What struck me was his nonchalance at a piece of technology not working right. He LOVED using his computer (at the time he was at that teenage stage where talking to adults is too much trouble) and spent a good deal of time on it at our reunion. But he had no interest or compunction to figure out why it didn’t work the way he knew it should. “That’s just the way it works,” was his reply.
I just returned from the Florida Educational Technology Conference (FETC), looking at all the great technology that can help our young people attain academic success. And certainly, technology is important to their education. As more school districts go to electronic textbooks, as more of their teachers use social media and school learning systems to assign homework and assessments, as we as a society become more wired with at-our-fingertips information, it’s a cliché today to say that technology will play an ever increasing role in young people’s lives.
But I reflect back on my experience with my nephew, and I wonder if we are doing a service to our youth if we only use technology to teach them and don’t teach them about technology. If they’re not able to troubleshoot, to bring together different media to create content and to WORK WITH and not just use technology, then they will be no better than those of us who lived with encyclopedias and slide rules. Because they will not have taken charge of their technology environment but will merely react to it.

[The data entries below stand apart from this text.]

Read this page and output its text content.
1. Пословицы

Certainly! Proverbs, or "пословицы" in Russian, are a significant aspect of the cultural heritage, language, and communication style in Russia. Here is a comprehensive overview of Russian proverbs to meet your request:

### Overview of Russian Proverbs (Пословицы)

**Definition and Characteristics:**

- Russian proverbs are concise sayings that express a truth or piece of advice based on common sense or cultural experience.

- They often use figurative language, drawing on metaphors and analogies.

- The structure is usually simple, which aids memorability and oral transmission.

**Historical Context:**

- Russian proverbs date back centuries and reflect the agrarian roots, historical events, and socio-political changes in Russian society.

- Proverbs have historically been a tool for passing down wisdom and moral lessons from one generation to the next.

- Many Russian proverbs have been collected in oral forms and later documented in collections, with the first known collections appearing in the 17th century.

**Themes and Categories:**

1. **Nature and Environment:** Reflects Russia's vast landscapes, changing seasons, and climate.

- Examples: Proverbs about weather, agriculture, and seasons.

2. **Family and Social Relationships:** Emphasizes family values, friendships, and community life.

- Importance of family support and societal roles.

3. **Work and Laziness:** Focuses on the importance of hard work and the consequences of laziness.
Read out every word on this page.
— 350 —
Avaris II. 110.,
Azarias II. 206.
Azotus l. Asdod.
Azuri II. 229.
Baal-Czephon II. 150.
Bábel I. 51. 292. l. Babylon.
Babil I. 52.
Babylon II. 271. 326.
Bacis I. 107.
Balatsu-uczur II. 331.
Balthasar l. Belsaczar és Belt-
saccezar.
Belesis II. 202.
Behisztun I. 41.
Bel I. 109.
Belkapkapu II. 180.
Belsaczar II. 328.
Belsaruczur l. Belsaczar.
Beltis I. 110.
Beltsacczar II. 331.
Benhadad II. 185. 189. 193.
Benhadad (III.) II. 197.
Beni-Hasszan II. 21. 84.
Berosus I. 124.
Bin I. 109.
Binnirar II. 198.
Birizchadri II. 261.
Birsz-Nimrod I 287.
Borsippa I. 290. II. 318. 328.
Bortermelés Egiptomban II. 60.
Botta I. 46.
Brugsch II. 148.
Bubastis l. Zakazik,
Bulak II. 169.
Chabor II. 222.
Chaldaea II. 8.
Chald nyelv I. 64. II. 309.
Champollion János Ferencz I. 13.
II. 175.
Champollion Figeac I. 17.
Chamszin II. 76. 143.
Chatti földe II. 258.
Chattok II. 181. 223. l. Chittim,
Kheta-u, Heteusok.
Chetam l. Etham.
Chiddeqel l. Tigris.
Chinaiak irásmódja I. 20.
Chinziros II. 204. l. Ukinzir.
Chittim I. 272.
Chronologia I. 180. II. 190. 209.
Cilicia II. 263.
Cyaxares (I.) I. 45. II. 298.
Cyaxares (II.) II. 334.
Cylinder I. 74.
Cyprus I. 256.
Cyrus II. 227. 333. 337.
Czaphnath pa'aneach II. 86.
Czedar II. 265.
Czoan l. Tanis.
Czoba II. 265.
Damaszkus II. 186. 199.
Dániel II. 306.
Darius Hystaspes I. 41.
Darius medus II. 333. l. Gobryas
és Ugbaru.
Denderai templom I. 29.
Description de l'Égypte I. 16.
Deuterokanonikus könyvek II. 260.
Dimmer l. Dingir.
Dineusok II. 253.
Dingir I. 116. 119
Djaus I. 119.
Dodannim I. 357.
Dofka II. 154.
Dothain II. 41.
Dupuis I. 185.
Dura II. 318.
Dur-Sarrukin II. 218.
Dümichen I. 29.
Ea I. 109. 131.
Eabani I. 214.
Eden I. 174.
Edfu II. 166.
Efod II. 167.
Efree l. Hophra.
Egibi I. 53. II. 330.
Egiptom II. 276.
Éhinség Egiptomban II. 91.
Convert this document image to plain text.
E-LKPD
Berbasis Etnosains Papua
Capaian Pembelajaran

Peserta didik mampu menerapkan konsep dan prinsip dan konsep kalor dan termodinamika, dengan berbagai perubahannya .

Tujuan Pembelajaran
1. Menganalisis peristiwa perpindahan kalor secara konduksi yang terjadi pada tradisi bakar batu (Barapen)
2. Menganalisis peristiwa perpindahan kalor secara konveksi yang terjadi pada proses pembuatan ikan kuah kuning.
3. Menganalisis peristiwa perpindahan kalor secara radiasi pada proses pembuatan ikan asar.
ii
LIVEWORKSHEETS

At Boys & Girls Clubs of America, we believe that youth must not only be in their environment, but must also have influence over it. To that end, BGCA with partners Microsoft and Comcast provides the Club Tech programs, a suite of programs and resources that teach Club youth and teens to not just use technology but work with technology. I was at FETC to be part of a panel on using game design to engage youth in STEM, particularly the “T” in STEM.
BGCA, in conjunction with the AMD Changing the Game Foundation, gives Club youth a way to learn about game design with the Game Tech program. In a fun, engaging way, Game Tech teaches youth to program computers. Youth making their own video games are youth who are engaged in technology in a whole new way. But not just that, they learn logical thinking, organization and collaboration skills that are essential to today’s global-focused economy. With our corporate partners, BGCA is committed to the success of America’s young people. And that means something as simple as teaching them to change their homepage to something as complex as programming a video game.